Technology represents one potential avenue for bringing cognitive and socio-emotional concerns into balance. For example, Smartboards could be used to project colorful patterns and photos of children’s artwork on the walls at some moments, but also to create a calming, plain backdrop for key moments of instruction that require their full attention. But technology can also be misapplied in ways that hinder attention and learning. In one study, toddlers’ electronic books with “bells and whistles” and other extraneous sound effects impeded children from understanding of the story. APS James McKeen Cattell Fellow Kathy Hirsh-Pasek and colleagues recently noted that many of the so-called educational apps for infants and young children on the market include added features and trappings that actually hamper the learning experience they purportedly foster.

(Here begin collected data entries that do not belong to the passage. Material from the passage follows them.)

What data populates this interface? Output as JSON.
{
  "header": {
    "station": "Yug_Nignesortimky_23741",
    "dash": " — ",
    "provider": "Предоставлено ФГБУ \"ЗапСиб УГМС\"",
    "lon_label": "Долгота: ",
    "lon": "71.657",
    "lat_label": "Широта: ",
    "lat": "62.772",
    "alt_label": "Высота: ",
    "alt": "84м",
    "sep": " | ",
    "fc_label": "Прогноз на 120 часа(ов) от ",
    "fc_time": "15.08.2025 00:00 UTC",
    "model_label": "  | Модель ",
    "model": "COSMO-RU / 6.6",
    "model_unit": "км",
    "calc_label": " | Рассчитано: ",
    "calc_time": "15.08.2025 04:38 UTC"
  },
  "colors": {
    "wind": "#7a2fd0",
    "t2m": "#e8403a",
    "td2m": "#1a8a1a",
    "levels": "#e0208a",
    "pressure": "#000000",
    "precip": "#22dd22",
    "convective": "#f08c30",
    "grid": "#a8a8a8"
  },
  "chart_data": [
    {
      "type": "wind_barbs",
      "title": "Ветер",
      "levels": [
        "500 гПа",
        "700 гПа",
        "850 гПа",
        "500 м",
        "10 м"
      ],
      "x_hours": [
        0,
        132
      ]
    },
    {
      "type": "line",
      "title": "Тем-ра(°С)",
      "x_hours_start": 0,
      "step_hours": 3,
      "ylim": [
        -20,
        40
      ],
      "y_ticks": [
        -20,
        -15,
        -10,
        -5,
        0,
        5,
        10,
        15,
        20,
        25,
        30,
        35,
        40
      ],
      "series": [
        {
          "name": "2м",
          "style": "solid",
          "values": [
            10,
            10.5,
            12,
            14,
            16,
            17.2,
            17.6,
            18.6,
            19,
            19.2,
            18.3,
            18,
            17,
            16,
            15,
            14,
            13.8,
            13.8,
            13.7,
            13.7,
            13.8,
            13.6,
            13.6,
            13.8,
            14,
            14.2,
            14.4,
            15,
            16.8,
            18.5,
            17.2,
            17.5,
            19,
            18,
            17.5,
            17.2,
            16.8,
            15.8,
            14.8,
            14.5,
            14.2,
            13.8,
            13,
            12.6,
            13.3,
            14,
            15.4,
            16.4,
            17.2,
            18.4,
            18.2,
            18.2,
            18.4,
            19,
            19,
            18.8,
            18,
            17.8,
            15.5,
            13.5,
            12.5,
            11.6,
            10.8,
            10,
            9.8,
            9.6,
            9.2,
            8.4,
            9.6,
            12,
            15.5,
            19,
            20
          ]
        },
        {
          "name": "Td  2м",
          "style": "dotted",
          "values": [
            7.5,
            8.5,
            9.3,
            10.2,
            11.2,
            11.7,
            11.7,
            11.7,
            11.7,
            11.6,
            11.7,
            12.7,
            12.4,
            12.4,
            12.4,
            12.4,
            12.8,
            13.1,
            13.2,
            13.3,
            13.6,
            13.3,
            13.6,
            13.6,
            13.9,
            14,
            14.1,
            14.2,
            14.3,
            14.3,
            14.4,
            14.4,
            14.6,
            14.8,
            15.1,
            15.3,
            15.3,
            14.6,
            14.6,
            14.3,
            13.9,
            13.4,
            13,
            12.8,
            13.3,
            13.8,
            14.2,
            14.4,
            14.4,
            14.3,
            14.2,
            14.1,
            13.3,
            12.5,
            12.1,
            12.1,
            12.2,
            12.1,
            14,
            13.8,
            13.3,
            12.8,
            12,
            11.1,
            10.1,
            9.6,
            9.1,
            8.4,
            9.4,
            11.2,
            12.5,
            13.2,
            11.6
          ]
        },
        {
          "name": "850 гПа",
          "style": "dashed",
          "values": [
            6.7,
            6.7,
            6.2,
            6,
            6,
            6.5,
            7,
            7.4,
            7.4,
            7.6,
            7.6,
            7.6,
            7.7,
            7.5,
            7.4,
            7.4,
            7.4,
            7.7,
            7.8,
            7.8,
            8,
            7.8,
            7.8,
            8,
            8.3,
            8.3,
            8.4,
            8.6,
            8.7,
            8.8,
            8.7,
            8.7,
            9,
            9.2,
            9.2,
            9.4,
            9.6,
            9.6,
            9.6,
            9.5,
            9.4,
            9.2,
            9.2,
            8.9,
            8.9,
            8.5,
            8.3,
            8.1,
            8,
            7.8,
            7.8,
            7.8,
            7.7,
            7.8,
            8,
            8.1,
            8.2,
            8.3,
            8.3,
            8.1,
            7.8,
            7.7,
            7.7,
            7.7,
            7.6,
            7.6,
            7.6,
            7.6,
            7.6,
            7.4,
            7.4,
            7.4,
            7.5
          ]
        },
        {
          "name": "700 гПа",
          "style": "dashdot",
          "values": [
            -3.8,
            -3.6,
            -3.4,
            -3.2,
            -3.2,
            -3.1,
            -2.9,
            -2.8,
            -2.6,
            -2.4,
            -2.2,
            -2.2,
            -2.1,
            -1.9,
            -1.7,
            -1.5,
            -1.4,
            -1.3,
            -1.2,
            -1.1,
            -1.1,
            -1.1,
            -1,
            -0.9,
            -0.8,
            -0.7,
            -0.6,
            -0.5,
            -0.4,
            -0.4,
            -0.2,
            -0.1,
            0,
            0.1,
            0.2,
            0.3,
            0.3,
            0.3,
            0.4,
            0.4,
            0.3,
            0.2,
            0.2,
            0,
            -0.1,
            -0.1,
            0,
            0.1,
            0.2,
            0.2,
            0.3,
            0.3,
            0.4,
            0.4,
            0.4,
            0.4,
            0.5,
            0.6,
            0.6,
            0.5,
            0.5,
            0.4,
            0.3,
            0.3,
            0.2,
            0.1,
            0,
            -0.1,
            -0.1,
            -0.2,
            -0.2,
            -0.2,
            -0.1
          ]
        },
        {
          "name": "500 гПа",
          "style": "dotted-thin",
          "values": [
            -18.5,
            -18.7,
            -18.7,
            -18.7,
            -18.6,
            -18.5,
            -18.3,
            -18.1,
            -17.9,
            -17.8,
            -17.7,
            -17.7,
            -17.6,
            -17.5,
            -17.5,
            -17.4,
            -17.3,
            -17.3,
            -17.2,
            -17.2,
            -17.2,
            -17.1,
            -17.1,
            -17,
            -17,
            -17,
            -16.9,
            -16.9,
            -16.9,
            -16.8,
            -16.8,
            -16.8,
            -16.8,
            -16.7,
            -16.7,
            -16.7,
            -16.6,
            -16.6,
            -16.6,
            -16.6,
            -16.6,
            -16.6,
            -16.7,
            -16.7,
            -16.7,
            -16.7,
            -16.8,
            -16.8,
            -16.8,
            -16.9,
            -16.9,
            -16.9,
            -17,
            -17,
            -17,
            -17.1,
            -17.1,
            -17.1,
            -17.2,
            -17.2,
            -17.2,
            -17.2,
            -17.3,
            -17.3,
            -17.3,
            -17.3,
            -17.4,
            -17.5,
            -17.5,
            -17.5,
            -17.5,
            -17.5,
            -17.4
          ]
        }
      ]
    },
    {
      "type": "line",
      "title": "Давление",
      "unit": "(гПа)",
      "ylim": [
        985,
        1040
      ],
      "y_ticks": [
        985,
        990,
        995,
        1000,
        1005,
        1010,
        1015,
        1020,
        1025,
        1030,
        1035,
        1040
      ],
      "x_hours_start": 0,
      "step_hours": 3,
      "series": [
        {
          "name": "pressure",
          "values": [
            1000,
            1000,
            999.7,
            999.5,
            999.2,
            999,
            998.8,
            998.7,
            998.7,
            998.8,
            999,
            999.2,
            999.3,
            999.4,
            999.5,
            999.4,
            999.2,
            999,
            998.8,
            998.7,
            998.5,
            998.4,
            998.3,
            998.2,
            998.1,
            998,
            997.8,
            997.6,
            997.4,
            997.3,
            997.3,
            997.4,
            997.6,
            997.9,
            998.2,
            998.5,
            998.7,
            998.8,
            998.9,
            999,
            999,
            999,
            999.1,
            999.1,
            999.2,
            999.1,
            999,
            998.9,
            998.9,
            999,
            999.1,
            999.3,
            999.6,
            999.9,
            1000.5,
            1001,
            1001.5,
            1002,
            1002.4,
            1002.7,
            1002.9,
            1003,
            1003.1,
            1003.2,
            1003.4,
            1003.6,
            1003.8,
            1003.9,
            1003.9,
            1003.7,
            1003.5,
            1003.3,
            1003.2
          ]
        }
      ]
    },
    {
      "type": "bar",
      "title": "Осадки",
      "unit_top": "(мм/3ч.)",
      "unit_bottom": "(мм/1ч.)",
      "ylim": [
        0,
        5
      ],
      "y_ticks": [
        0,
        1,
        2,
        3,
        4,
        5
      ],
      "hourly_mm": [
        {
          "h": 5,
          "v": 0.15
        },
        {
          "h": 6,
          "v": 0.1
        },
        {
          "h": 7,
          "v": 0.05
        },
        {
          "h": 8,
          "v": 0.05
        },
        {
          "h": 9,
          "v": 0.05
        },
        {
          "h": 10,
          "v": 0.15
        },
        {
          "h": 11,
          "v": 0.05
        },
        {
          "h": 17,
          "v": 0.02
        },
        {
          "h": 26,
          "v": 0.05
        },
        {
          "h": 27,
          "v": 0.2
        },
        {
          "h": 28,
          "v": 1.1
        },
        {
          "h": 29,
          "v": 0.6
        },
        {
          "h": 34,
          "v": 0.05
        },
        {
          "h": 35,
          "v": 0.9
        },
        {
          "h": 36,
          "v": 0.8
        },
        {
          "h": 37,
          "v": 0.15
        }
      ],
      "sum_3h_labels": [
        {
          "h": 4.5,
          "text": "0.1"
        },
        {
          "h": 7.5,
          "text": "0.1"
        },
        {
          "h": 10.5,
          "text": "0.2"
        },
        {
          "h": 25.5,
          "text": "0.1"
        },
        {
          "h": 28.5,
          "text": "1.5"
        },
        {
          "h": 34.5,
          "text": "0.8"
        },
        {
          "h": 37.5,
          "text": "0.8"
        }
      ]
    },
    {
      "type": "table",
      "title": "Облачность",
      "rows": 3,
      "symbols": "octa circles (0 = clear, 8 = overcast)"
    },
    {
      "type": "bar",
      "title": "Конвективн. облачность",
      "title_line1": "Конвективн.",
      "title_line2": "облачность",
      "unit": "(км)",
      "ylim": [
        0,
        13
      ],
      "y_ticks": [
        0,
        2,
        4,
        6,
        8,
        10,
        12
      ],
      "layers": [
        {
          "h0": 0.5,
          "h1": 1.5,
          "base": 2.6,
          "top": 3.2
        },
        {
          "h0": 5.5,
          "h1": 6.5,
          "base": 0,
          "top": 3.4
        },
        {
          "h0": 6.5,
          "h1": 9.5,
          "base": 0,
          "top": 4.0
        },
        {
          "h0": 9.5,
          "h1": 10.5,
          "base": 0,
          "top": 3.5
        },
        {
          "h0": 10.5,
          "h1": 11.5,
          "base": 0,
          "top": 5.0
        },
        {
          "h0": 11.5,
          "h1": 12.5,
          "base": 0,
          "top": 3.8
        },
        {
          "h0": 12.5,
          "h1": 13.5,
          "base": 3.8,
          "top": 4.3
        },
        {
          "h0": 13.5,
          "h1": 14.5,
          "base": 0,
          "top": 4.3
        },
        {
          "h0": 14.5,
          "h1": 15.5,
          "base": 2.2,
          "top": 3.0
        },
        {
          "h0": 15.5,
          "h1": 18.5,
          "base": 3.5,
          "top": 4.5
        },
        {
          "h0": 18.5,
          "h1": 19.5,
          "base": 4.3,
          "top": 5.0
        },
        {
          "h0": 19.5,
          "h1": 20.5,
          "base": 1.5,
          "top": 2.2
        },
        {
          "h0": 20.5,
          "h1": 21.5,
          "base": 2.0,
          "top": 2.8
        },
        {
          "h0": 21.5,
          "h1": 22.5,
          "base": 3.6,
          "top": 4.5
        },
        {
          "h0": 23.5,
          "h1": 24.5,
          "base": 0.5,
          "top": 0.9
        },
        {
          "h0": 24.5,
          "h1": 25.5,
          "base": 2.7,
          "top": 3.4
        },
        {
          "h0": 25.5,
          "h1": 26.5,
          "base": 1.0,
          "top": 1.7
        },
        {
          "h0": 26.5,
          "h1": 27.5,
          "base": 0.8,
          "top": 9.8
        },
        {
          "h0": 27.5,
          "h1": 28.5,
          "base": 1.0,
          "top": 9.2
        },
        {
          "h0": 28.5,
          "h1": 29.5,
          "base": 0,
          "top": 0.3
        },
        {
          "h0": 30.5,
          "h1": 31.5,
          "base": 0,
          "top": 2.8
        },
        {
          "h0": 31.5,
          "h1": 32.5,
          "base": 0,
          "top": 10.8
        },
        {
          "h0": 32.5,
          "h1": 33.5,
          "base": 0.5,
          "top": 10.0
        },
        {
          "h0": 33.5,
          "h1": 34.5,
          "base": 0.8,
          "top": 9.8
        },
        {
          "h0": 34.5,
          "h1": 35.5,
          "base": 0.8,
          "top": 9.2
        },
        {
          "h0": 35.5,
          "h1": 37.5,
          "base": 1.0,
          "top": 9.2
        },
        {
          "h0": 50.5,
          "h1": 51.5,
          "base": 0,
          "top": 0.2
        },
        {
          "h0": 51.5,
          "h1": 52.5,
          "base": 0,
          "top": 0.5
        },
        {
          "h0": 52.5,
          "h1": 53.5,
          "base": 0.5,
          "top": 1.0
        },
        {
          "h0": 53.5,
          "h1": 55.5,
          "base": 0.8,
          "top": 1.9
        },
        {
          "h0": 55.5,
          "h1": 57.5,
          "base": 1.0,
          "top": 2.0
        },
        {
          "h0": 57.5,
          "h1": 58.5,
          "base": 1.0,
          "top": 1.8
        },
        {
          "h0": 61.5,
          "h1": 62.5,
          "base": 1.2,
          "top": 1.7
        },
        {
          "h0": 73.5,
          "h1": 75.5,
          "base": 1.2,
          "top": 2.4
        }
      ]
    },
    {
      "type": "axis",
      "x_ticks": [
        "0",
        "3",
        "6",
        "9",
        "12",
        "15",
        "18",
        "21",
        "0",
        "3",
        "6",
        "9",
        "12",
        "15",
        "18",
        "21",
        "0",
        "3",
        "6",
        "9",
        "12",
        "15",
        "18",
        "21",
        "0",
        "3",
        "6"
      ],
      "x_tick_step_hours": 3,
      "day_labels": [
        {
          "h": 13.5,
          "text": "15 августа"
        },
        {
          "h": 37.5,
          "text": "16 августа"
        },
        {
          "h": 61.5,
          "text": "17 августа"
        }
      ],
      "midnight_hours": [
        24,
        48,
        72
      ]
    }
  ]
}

Ultimately, low-tech solutions may be as good if not better than electronic ones. For example, rooms could be designed to contain unadorned walls with artwork and other potential distractors stored only in prescribed places. A plain curtain could be used instead of a Smartboard to temporarily shroud a wall covered in artwork and posters. Curtains and other soft surfaces can be used to help dampen noise and decrease reverberation. Lawn mowing and other noisy maintenance activities can be timed to occur outside instructional hours.
Overall, the science is sending a strong message to parents and educators: Children learn best in calm, clean, and quiet settings. So turn off the TV and keep the wall art in check.